Andrew Orr

The recent Facebook hack means that we probably shouldn’t rely on single sign-on services like Facebook and Google anymore.

If they had taken more care with their implementation of Facebook’s Single Sign-On feature—which lets you use your Facebook account to access other sites and services, rather than creating a unique password for every site—the impact could have largely been limited to Facebook. Instead, hackers could potentially have accessed everything from people’s private messages on Tinder to their passport information on Expedia, all without leaving a trace.

The Internet Archive has built the Internet Arcade, and it lets you play over a thousand free classic arcade games online.

The majority of these newly-available games date to the 1990s and early 2000s, as arcade machines both became significantly more complicated and graphically rich, while also suffering from the ever-present and home-based video game consoles that would come to dominate gaming to the present day. Even fervent gamers might have missed some of these arcade machines when they were in the physical world, due to lower distribution numbers and shorter times on the floor.

California Governor Jerry Brown has signed an Internet of Things law covering cybersecurity. California is the first state with a law like this.

Starting on January 1st, 2020, any manufacturer of a device that connects “directly or indirectly” to the internet must equip it with “reasonable” security features, designed to prevent unauthorized access, modification, or information disclosure. If it can be accessed outside a local area network with a password, it needs to either come with a unique password for each device, or force users to set their own password the first time they connect. That means no more generic default credentials for a hacker to guess.

If only it affected all IoT devices, instead of ones created two years into the future.

Shiru Cafe’s customers are all college students (as a requirement) and instead of cash students pay with personal data.

To get the free coffee, university students must give away their names, phone numbers, email addresses and majors, or in Brown’s lingo, concentrations.
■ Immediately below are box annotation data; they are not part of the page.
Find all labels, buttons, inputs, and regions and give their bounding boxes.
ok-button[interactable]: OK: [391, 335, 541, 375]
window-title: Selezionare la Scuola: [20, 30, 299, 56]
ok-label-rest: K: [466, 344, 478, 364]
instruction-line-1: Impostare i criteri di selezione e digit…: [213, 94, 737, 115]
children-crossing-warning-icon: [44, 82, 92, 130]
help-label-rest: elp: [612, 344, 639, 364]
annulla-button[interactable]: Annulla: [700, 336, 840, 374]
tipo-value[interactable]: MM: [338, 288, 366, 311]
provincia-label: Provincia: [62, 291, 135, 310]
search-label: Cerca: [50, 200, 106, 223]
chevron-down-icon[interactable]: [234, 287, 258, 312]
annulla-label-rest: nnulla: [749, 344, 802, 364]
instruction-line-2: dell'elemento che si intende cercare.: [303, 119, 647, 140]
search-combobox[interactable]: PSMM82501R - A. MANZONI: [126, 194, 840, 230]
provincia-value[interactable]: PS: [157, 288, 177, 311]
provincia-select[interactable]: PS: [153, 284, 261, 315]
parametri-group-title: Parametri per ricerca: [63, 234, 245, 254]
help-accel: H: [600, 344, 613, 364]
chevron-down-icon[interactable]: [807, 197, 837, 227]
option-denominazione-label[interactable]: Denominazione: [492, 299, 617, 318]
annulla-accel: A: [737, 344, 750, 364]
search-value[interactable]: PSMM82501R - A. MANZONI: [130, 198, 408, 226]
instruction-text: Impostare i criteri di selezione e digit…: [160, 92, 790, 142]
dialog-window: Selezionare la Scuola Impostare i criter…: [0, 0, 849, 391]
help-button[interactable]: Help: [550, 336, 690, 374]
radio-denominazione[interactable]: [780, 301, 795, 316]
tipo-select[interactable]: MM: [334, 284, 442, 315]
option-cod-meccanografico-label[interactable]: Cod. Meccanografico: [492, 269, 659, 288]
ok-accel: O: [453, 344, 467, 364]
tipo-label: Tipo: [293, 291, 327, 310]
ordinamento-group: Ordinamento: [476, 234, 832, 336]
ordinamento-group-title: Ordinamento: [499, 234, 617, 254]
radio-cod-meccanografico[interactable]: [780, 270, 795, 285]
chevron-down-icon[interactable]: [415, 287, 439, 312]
Students also provide dates of birth and professional interests, entering all of the information in an online form. By doing so, the students also open themselves up to receiving information from corporate sponsors…

I know it sounds horrifying, but think of it this way. First, it’s voluntary. If you don’t want to give them your information, you can go to another shop and pay with cash (free market capitalism right there). Second, students will realize how valuable their data is, and maybe rethink giving it away for free in the future to the likes of Google and Facebook. It’s fine if you do, but understanding the tradeoff is important.

U.K. regulatory approval for Apple Watch ECG feature could take years. Ben Lovejoy reached out to the Medicines and Healthcare products Regulatory Agency.

You may need to carry out a clinical investigation as part of the process to obtain a CE marking for your medical device. You must inform MHRA if you are planning to do this at least 60 days before starting your investigation [providing] some basic details about the investigational device, the intended population, the type of study, and estimated application date.

What I call the “Facebook phone number ad thing” has been in the news a lot. Facebook confirmed it uses your two-factor authentication phone number for advertising purposes. But let’s cut through the clickbait headlines.

One of the many ways that ads get in front of your eyeballs on Facebook and Instagram is that the social networking giant lets an advertiser upload a list of phone numbers or email addresses it has on file; it will then put an ad in front of accounts associated with that contact information.

Facebook is not handing out your phone number to advertisers. What is happening is if an advertiser already has a phone number, they can go to Facebook and say: “Please show an ad to the profile with this phone number.” The only difference now is that Facebook uses your two-factor authentication number for this, even if you haven’t put your phone number in your profile elsewhere. Still sh*tty though.

Republicans don’t want the government to interfere with things…until they use the government to interfere with things. Rural America is notorious for its lack of broadband, and Ajit Pai couldn’t care less.

The Federal Communications Commission today finalized an order that will prevent city and town governments from charging wireless carriers about $2 billion dollars’ worth of fees related to deployment of wireless equipment such as small cells.

The $2 billion savings is less than 1 percent of the estimated $275 billion that carriers will have to spend to deploy 5G small cells throughout the US. That level of savings won’t spur extra deployment “because the hard economics of rural deployment do not change with this decision,” Rosenworcel said.

As if apps collecting your personal data wasn’t bad enough, apparently websites in Safari can access your iPhone sensor data.

That mobile browsers offer developers access to sensors isn’t necessarily problematic on its own. It’s what helps those services automatically adjust their layout, for example, when you switch your phone’s orientation. And the World Wide Web Consortium standards body has codified how web applications can access sensor data. But the researchers…found that the standards allow for unfettered access to certain sensors. And sites are using it.